愛知県春日井市では、2017年4月に「ICT推進室」を設置し、同部署が中心となって市民サービスの利便性向上、および職員の労働生産性向上を目指したDXの取り組みを推進している。市民サービスの利便性向上を実現する具体的な取り組みとしては、2018年3月に行政情報や気象情報、警察からの安全・安心情報をはじめ、市内の施設一覧、イベント情報、ごみ分別など春日井市の様々な情報を発信する市公式アプリ「春ポケ」の配信を開始。また、2019年1月には未就学児の子育てに関する質問を24時間365日自動回答するチャットボット「教えて!道風くん」の運用を開始している。一方、職員の労働生産性向上を実現する取り組みとして、2019年7月に市立小中学校54校の経理を担当する教育総務課にRPAを導入。財務会計システムへ自動登録する仕組みを構築し、職員の作業時間を200時間削減するという効果が得られているという。また、2020年7月にはAI OCRを導入するなどの業務効率化施策に取り組んでおり、今後は紙媒体のデータ化にも取り組み、更なる効率化を図るという
東京都三鷹市では、2020年3月に「みらいを作る三鷹デジタル社会ビジョン」を策定し、DXを推進する取り組みを進めている。従来、三鷹市では情報化計画を策定し各種施策・事業を進めるという方法をとっていた。しかしこの方法では、デジタル技術の急速な進展により数年で時代に合わなくなってしまうおそれがある。そこで従来のような計画ではなく、今後の方向性を示すためのビジョンを策定し、将来的な展望を示しながら「今すべきこと」を明確にするという方針に切り替えた。それが「みらいを作る三鷹デジタル社会ビジョン」だ。具体的な取組の例として、保育所入所に関する事務にRPAやAI- OCRを導入して業務の自動化・効率化を図る実証実験を行っており、約6割の効率化が図れる見込みだという。ほかにも、ごみ分別・選挙・国勢調査などに関する情報を案内するチャットボットを導入したり、データ分析・活用のツールの導入や、駅前公衆無線LANサービスの提供を開始したりという取り組みも進めている。
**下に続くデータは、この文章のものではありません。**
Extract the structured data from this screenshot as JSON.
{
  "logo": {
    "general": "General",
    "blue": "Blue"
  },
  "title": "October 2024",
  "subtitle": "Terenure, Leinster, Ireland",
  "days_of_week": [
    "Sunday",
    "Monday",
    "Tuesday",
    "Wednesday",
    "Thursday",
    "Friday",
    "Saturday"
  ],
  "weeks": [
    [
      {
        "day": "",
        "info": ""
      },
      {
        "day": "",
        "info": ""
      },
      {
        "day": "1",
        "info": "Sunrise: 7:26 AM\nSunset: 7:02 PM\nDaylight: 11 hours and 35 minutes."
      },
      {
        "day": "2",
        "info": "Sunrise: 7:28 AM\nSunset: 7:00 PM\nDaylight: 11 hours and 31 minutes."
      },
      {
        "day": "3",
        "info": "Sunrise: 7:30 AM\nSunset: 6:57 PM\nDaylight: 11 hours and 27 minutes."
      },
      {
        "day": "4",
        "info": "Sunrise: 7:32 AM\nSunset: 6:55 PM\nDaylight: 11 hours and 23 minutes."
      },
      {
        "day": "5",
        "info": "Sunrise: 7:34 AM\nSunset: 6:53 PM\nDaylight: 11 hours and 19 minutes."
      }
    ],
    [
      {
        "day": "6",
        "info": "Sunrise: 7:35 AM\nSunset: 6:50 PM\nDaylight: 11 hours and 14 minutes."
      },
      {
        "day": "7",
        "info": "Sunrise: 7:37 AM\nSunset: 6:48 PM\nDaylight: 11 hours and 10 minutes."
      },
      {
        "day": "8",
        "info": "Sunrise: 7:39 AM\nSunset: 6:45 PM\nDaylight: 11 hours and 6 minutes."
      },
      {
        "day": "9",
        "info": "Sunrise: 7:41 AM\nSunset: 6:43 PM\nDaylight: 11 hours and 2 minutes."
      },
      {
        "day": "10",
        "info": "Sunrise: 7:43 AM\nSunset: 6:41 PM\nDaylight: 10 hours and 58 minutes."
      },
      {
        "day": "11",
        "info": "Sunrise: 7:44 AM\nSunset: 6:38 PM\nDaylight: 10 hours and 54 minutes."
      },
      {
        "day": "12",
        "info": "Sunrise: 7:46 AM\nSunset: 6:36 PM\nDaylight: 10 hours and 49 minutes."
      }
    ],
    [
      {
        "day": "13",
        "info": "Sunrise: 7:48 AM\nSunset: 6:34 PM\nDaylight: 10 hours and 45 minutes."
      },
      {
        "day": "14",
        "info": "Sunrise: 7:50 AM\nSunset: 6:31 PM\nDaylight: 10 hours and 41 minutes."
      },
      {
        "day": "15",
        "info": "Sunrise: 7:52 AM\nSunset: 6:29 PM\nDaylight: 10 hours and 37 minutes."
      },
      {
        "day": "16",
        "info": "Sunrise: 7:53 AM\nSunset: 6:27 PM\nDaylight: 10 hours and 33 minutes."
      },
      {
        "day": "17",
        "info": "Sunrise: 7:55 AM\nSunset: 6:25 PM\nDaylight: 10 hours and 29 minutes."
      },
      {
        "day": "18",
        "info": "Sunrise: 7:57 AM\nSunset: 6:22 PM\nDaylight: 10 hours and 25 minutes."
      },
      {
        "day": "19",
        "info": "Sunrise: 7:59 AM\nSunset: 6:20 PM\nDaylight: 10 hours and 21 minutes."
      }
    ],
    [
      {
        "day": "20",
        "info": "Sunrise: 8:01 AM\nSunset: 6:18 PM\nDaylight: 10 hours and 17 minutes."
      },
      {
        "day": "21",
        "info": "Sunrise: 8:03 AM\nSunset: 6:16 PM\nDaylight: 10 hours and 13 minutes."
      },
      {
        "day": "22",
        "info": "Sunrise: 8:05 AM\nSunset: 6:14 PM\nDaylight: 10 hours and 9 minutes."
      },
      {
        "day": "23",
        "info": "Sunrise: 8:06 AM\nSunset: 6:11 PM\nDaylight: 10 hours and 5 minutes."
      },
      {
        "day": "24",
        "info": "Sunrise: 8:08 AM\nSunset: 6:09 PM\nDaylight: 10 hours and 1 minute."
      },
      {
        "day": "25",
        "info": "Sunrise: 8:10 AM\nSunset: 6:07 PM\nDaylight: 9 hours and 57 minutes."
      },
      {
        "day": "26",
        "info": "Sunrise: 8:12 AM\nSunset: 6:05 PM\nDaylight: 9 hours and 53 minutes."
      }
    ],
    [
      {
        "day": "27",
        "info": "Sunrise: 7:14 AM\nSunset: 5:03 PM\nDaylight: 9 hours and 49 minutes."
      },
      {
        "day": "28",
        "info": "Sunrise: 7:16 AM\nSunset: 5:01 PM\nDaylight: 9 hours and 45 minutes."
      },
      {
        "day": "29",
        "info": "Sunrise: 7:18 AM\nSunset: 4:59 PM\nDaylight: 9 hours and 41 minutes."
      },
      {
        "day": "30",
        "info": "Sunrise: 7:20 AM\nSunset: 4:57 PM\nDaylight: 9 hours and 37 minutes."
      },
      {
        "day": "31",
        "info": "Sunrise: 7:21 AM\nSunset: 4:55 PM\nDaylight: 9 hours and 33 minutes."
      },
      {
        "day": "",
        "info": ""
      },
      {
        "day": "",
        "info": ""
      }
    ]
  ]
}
行政のDXを進めるうえでの課題については、3団体とも現在の紙プロセスを変えていく過渡期にあたって一時的に業務が停滞してしまうことを懸念していた。特に、対市民サービスの部分は個人情報保護との兼ね合いが難しく、国主導でのデジタル化に頼らざる得ない状況であるという。
以上が「自治体デジタルトランスフォーメーションの進め方」の抄録だが、これを受けてコンカーが提案したいのが、内部業務のデジタル化だ。内部事務は日々繰り返し作業が多く、いわば労働集約的業務と言える。こればまさにデジタル技術と相性のよい分野であり、まずは内部事務からDXに着手して、その成功体験を全職員に実感させることでデジタル化の意識付けを行うのである。
例えば働き方改革では、紙ベースの業務をモバイル化・ペーパーレス化・キャッシュレス化し、業務効率化を実現できる。管理の高度化については、すべてのデータを細分化した状態で可視化することにより、ガバナンス強化とコスト削減が可能になる。さらに標準化については、民間企業で培ってきたベストプラクティスを自治体にも適用・最適配置することで「真の自治体クラウド」が実現される。これらを達成することで、人の意識改革や先進的風土の醸成、デジタル人材の発掘にもつながる。
コンカーでは今後も全国の地方自治体を対象に「スマート自治体」の実現に向けた支援を強力に推進していきたいと考えている。